The Big Lightning is an unfinished opera sketched in 1932 by Dmitri Shostakovich. The manuscript was found by Olga Digonskaya. Some of the musical material was borrowed from the earlier composition, Hypothetically Murdered, Op. 31. The music for the Big Lightning was eventually scrapped and reworked into Orango, because of his lack of confidence in the libretto. Shostakovich only managed to write the overture and 8 following pieces, which lasts about 17 minutes. The original title may have been Nail in the Powder. The opera contains parodies of Glière's Red Poppy, and Beethoven's Rage Over a Lost Penny.

Franz Schubert completed seven symphonies; nonetheless, one of his incomplete symphonies, the Unfinished Symphony is among his most popular works.

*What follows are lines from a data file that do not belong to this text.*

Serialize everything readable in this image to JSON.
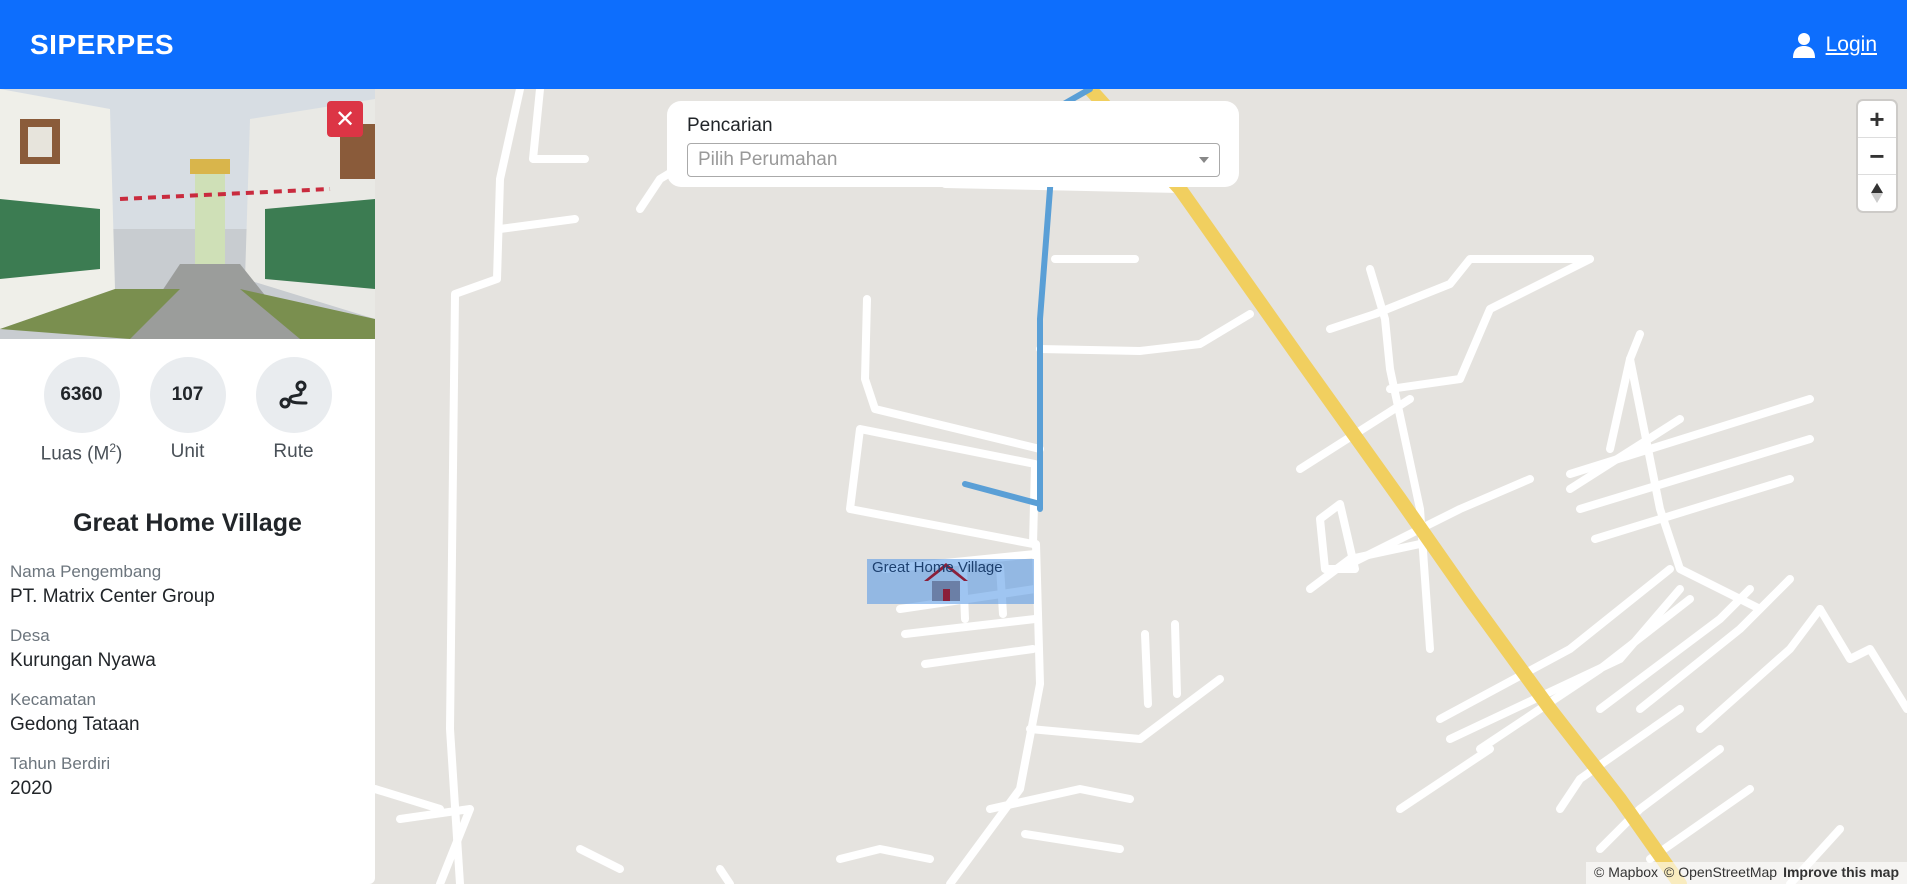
{
  "navbar": {
    "brand": "SIPERPES",
    "login": "Login"
  },
  "sidebar": {
    "stats": [
      {
        "value": "6360",
        "label": "Luas (M",
        "label_sup": "2",
        "label_end": ")"
      },
      {
        "value": "107",
        "label": "Unit"
      },
      {
        "icon": "route-icon",
        "label": "Rute"
      }
    ],
    "house_name": "Great Home Village",
    "details": [
      {
        "label": "Nama Pengembang",
        "value": "PT. Matrix Center Group"
      },
      {
        "label": "Desa",
        "value": "Kurungan Nyawa"
      },
      {
        "label": "Kecamatan",
        "value": "Gedong Tataan"
      },
      {
        "label": "Tahun Berdiri",
        "value": "2020"
      }
    ]
  },
  "search": {
    "title": "Pencarian",
    "placeholder": "Pilih Perumahan"
  },
  "map": {
    "marker_label": "Great Home Village",
    "attribution": {
      "mapbox": "© Mapbox",
      "osm": "© OpenStreetMap",
      "improve": "Improve this map"
    }
  },
  "colors": {
    "navbar": "#0d6efd",
    "close_button": "#dc3545",
    "highway": "#f1cf5f",
    "route": "#5a9fd6"
  }
}
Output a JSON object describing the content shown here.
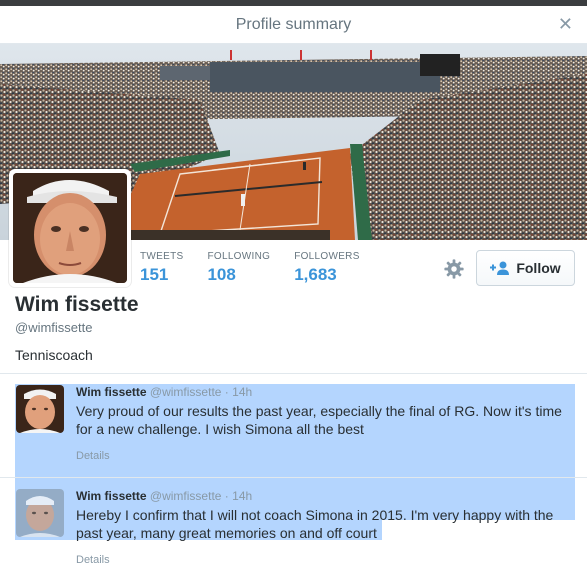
{
  "modal": {
    "title": "Profile summary",
    "close_icon": "close-icon"
  },
  "profile": {
    "name": "Wim fissette",
    "handle": "@wimfissette",
    "bio": "Tenniscoach",
    "stats": [
      {
        "label": "TWEETS",
        "value": "151"
      },
      {
        "label": "FOLLOWING",
        "value": "108"
      },
      {
        "label": "FOLLOWERS",
        "value": "1,683"
      }
    ],
    "follow_label": "Follow",
    "follow_icon": "add-person-icon",
    "settings_icon": "gear-icon",
    "banner_image": "tennis-stadium-clay-court",
    "colors": {
      "accent": "#3b94d9",
      "selection": "#b4d5fe",
      "clay": "#c4622d"
    }
  },
  "tweets": [
    {
      "name": "Wim fissette",
      "handle": "@wimfissette",
      "separator": "·",
      "time": "14h",
      "line1": "Very proud of our results the past year, especially the final of RG. Now it's time",
      "line2": "for a new challenge. I wish Simona all the best",
      "details": "Details"
    },
    {
      "name": "Wim fissette",
      "handle": "@wimfissette",
      "separator": "·",
      "time": "14h",
      "line1": "Hereby I confirm that I will not coach Simona in 2015. I'm very happy with the",
      "line2": "past year, many great memories on and off court",
      "details": "Details"
    }
  ]
}
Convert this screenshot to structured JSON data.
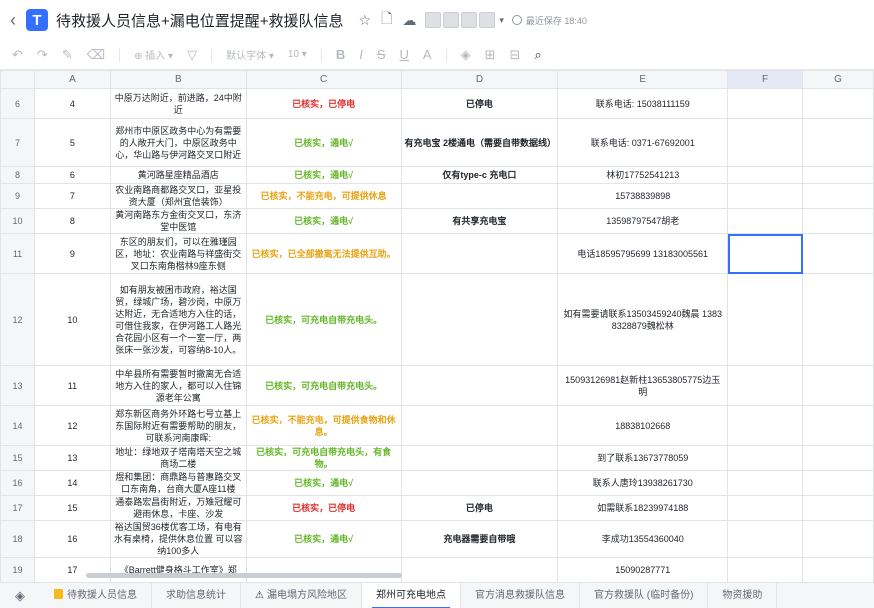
{
  "title_bar": {
    "back_icon": "chevron-left-icon",
    "doc_icon_glyph": "T",
    "title": "待救援人员信息+漏电位置提醒+救援队信息",
    "save_status": "最近保存 18:40"
  },
  "toolbar": {
    "insert_label": "插入",
    "font_label": "默认字体",
    "font_size": "10"
  },
  "columns": [
    "A",
    "B",
    "C",
    "D",
    "E",
    "F",
    "G"
  ],
  "rows": [
    {
      "num": "6",
      "a": "4",
      "b": "中原万达附近，前进路，24中附近",
      "c": "已核实，已停电",
      "c_color": "red",
      "d": "已停电",
      "e": "联系电话: 15038111159"
    },
    {
      "num": "7",
      "a": "5",
      "b": "郑州市中原区政务中心为有需要的人敞开大门，中原区政务中心，华山路与伊河路交叉口附近",
      "c": "已核实，通电√",
      "c_color": "green",
      "d": "有充电宝 2楼通电（需要自带数据线）",
      "e": "联系电话: 0371-67692001"
    },
    {
      "num": "8",
      "a": "6",
      "b": "黄河路星座精品酒店",
      "c": "已核实，通电√",
      "c_color": "green",
      "d": "仅有type-c 充电口",
      "e": "林初17752541213"
    },
    {
      "num": "9",
      "a": "7",
      "b": "农业南路商都路交叉口，亚星投资大厦（郑州宜信装饰）",
      "c": "已核实，不能充电，可提供休息",
      "c_color": "orange",
      "d": "",
      "e": "15738839898"
    },
    {
      "num": "10",
      "a": "8",
      "b": "黄河南路东方金街交叉口，东济堂中医馆",
      "c": "已核实，通电√",
      "c_color": "green",
      "d": "有共享充电宝",
      "e": "13598797547胡老"
    },
    {
      "num": "11",
      "a": "9",
      "b": "东区的朋友们，可以在雅瑾园区，地址：农业南路与祥盛街交叉口东南角楷林9座东侧",
      "c": "已核实，已全部撤离无法提供互助。",
      "c_color": "orange",
      "d": "",
      "e": "电话18595795699 13183005561"
    },
    {
      "num": "12",
      "a": "10",
      "b": "如有朋友被困市政府，裕达国贸，绿城广场，碧沙岗，中原万达附近，无合适地方入住的话，可借住我家，在伊河路工人路光合花园小区有一个一室一厅，两张床一张沙发，可容纳8-10人。",
      "c": "已核实，可充电自带充电头。",
      "c_color": "green",
      "d": "",
      "e": "如有需要请联系13503459240魏晨 13838328879魏松林"
    },
    {
      "num": "13",
      "a": "11",
      "b": "中牟县所有需要暂时撤离无合适地方入住的家人，都可以入住锦源老年公寓",
      "c": "已核实，可充电自带充电头。",
      "c_color": "green",
      "d": "",
      "e": "15093126981赵新柱13653805775边玉明"
    },
    {
      "num": "14",
      "a": "12",
      "b": "郑东新区商务外环路七号立基上东国际附近有需要帮助的朋友，可联系河南康晖:",
      "c": "已核实，不能充电，可提供食物和休息。",
      "c_color": "orange",
      "d": "",
      "e": "18838102668"
    },
    {
      "num": "15",
      "a": "13",
      "b": "地址：绿地双子塔南塔天空之城商场二楼",
      "c": "已核实，可充电自带充电头，有食物。",
      "c_color": "green",
      "d": "",
      "e": "到了联系13673778059"
    },
    {
      "num": "16",
      "a": "14",
      "b": "煜和集团：商鼎路与普惠路交叉口东南角，台商大厦A座11楼",
      "c": "已核实，通电√",
      "c_color": "green",
      "d": "",
      "e": "联系人唐玲13938261730"
    },
    {
      "num": "17",
      "a": "15",
      "b": "通泰路宏昌街附近，万雉冠耀可避雨休息，卡座、沙发",
      "c": "已核实，已停电",
      "c_color": "red",
      "d": "已停电",
      "e": "如需联系18239974188"
    },
    {
      "num": "18",
      "a": "16",
      "b": "裕达国贸36楼优客工场，有电有水有桌椅，提供休息位置 可以容纳100多人",
      "c": "已核实，通电√",
      "c_color": "green",
      "d": "充电器需要自带哦",
      "e": "李成功13554360040"
    },
    {
      "num": "19",
      "a": "17",
      "b": "《Barrett健身格斗工作室》郑",
      "c": "",
      "c_color": "green",
      "d": "",
      "e": "15090287771"
    }
  ],
  "sheet_tabs": [
    {
      "label": "待救援人员信息",
      "active": false,
      "icon": "yellow-sheet-icon"
    },
    {
      "label": "求助信息统计",
      "active": false,
      "icon": ""
    },
    {
      "label": "漏电塌方风险地区",
      "active": false,
      "icon": "warning-icon"
    },
    {
      "label": "郑州可充电地点",
      "active": true,
      "icon": ""
    },
    {
      "label": "官方消息救援队信息",
      "active": false,
      "icon": ""
    },
    {
      "label": "官方救援队 (临时备份)",
      "active": false,
      "icon": ""
    },
    {
      "label": "物资援助",
      "active": false,
      "icon": ""
    }
  ],
  "selected_cell": "F11",
  "colors": {
    "accent": "#3370ff",
    "status_red": "#e22d2d",
    "status_green": "#66b72b",
    "status_orange": "#e8a315"
  }
}
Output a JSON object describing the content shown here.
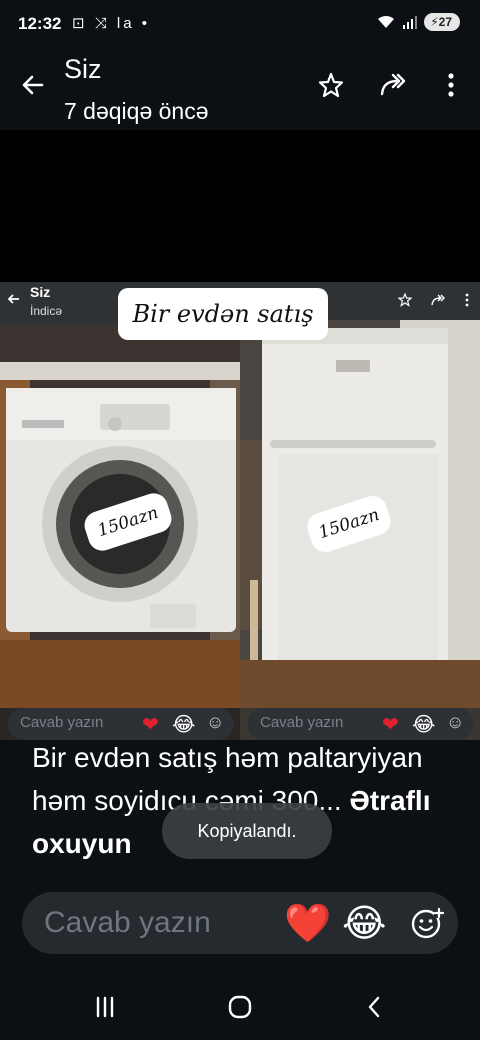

Symphony No. 1 in B-flat major, Stiles 1.3.4.1 Sy1, the so-called Maori Symphony, is the first symphony by Alfred Hill. Its first three movements were completed by 1898, but the last movement remained unfinished. This may have been the second symphony composed in the Antipodes. The first two movements of this symphony are the only symphonic movements by Hill not to be arranged from his earlier chamber music. The Finale was reconstructed by Allan Stiles, and the whole symphony got its first performance in 2007. The approximate duration is 40 minutes.